An intercounty drain board, set up to manage the two-county petition, came up with a much more intensive plan, however. The board announced intentions to clear every bit of vegetation from 18 miles of the creek (far beyond the beaver dams), as well as to deepen, widen, and straighten the stream. Total cost to area landowners: $4 million.

Residents were horrified when they learned of the multi-million dollar cost and extensive stream alteration. The petition's boilerplate language included mention of widening, deepening, and straightening. But the average signer never expected that a simple cleanout could become such an expensive and destructive project. Many wrote letters requesting that the drain commissioners take their names off the petition.

"The reason I signed the petition was to remove debris," says Art Laupichler, a local farmer and real estate agent. "I wasn't interested in a full-scale dredging."

Neither was Karen Delia, a Lynn Township trustee, who also signed the petition but never expected it would threaten her township with bankruptcy.Lynn township alone was scheduled to pay $35,000 per year for 10 years for the multi-million dollar project, or 22 percent of the township's annual budget. "Putting ourselves in such financial stress would mean we would have no money to clean out any other ditches, no money to fix roads, no money for anything."

Damages No Deterrent
But that didn't stop the Intercounty Drain Board.
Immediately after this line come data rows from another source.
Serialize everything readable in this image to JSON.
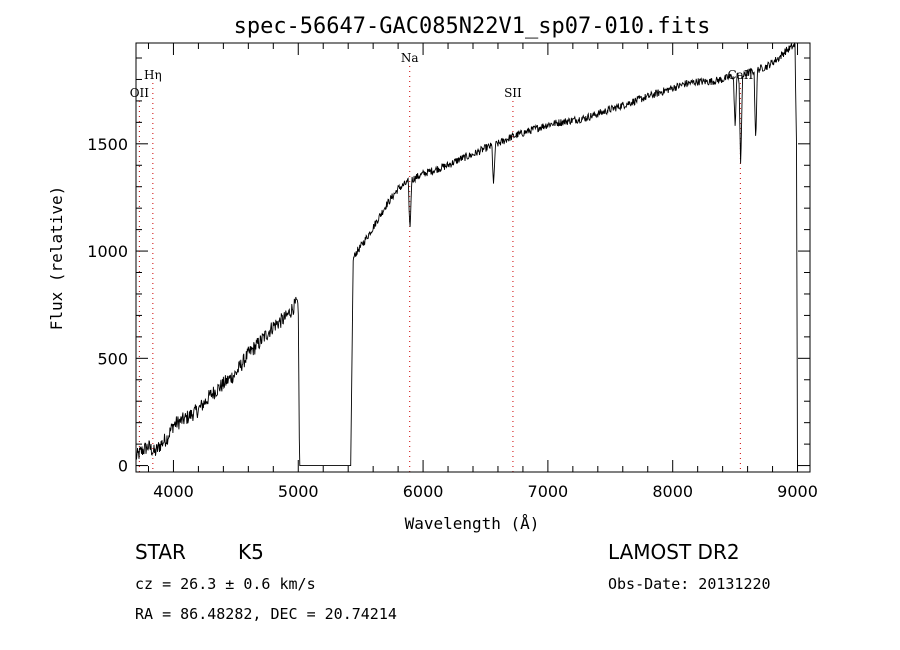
{
  "chart_data": {
    "type": "line",
    "title": "spec-56647-GAC085N22V1_sp07-010.fits",
    "xlabel": "Wavelength (Å)",
    "ylabel": "Flux (relative)",
    "xlim": [
      3700,
      9100
    ],
    "ylim": [
      -30,
      1970
    ],
    "x_ticks": [
      4000,
      5000,
      6000,
      7000,
      8000,
      9000
    ],
    "y_ticks": [
      0,
      500,
      1000,
      1500
    ],
    "x_tick_labels": [
      "4000",
      "5000",
      "6000",
      "7000",
      "8000",
      "9000"
    ],
    "y_tick_labels": [
      "0",
      "500",
      "1000",
      "1500"
    ],
    "line_color": "#000000",
    "marker_color": "#cc0000",
    "series": [
      {
        "x": [
          3700,
          3750,
          3800,
          3850,
          3900,
          3950,
          4000,
          4100,
          4200,
          4300,
          4400,
          4500,
          4600,
          4700,
          4800,
          4900,
          4950,
          4990,
          5000,
          5010,
          5100,
          5200,
          5300,
          5400,
          5420,
          5440,
          5460,
          5500,
          5600,
          5700,
          5800,
          5900,
          6000,
          6100,
          6200,
          6300,
          6400,
          6500,
          6600,
          6700,
          6800,
          6900,
          7000,
          7100,
          7200,
          7300,
          7400,
          7500,
          7600,
          7700,
          7800,
          7900,
          8000,
          8100,
          8200,
          8300,
          8400,
          8450,
          8500,
          8550,
          8600,
          8650,
          8700,
          8750,
          8800,
          8850,
          8900,
          8950,
          8980,
          8990,
          9000
        ],
        "y": [
          40,
          70,
          90,
          60,
          100,
          130,
          190,
          220,
          260,
          330,
          380,
          430,
          520,
          580,
          650,
          690,
          730,
          760,
          700,
          0,
          0,
          0,
          0,
          0,
          0,
          960,
          990,
          1020,
          1110,
          1210,
          1290,
          1330,
          1360,
          1380,
          1400,
          1430,
          1450,
          1480,
          1500,
          1530,
          1550,
          1570,
          1590,
          1600,
          1610,
          1620,
          1640,
          1660,
          1680,
          1700,
          1720,
          1740,
          1760,
          1780,
          1790,
          1790,
          1800,
          1810,
          1820,
          1810,
          1830,
          1840,
          1850,
          1860,
          1880,
          1900,
          1930,
          1950,
          1960,
          1500,
          0
        ]
      }
    ],
    "absorption_dips": [
      {
        "x": 5895,
        "depth": 240
      },
      {
        "x": 6565,
        "depth": 200
      },
      {
        "x": 8500,
        "depth": 250
      },
      {
        "x": 8545,
        "depth": 440
      },
      {
        "x": 8665,
        "depth": 330
      }
    ],
    "line_markers": [
      {
        "label": "OII",
        "x": 3727,
        "row": 2
      },
      {
        "label": "Hη",
        "x": 3835,
        "row": 1
      },
      {
        "label": "Na",
        "x": 5893,
        "row": 0
      },
      {
        "label": "SII",
        "x": 6720,
        "row": 2
      },
      {
        "label": "CaII",
        "x": 8542,
        "row": 1
      }
    ]
  },
  "info": {
    "object_class": "STAR",
    "subclass": "K5",
    "cz": "cz = 26.3 ± 0.6 km/s",
    "coords": "RA =  86.48282, DEC =  20.74214",
    "survey": "LAMOST DR2",
    "obs_date": "Obs-Date: 20131220"
  }
}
Neither did the board's own engineering studies, which warned that the much larger Mill Creek drain would dump unprecedented floodwaters on the St. Clair County town of Yale. The town of 1,900 sits just past the point where the dredging would end, and where high water from heavy rains would spill over the drain's sides because the creek channel below is too small to carry torrential volumes.

Yale homes had always stayed high and dry even in those rare times when floodwaters covered the streets. But the engineering studies made it clear that people, such as Dick Henry, who live in a low-lying part of town, would face more flooding because of the drain "improvements" upstream.

Nevertheless, the Intercounty Drain Board decided that the landowners and local governments of St. Clair County where both elected officials and citizens were opposed to the costly and damaging project should pay two-thirds of the total cost.

Public Servants Fight the Public
Most people in Michigan give up their fights against the unfair taxation and environmental destructiveness of modern drain projects once they learn the Drain Code affords them no meaningful opportunity to influence or appeal drain decisions. But Mill Creek area residents didn't stop when their first lawsuit failed due to the fact that the Drain Code only allows residents to challenge the "necessity" of a drain, not its scope, route, or cost.

They organized a citizens coalition. They held countless bake sales. They even elected a new drain commissioner in St. Clair County to represent their concerns. But nothing they tried over nearly 10 years of struggle could change the fact that citizens have no power under the Drain Code to protect their communitys' finances and natural resources.

In the spring of 1999, the Intercounty Drain Board finally agreed to try the citizens' $150,000 alternative. Why? Because state law limits the amount of debt drain boards can go into for such efforts as fighting the public in court.

"It's taken this long, plus thousands of dollars in legal fees, just to get these guys to compromise," says farmer Art Laupichler. "It's a shame."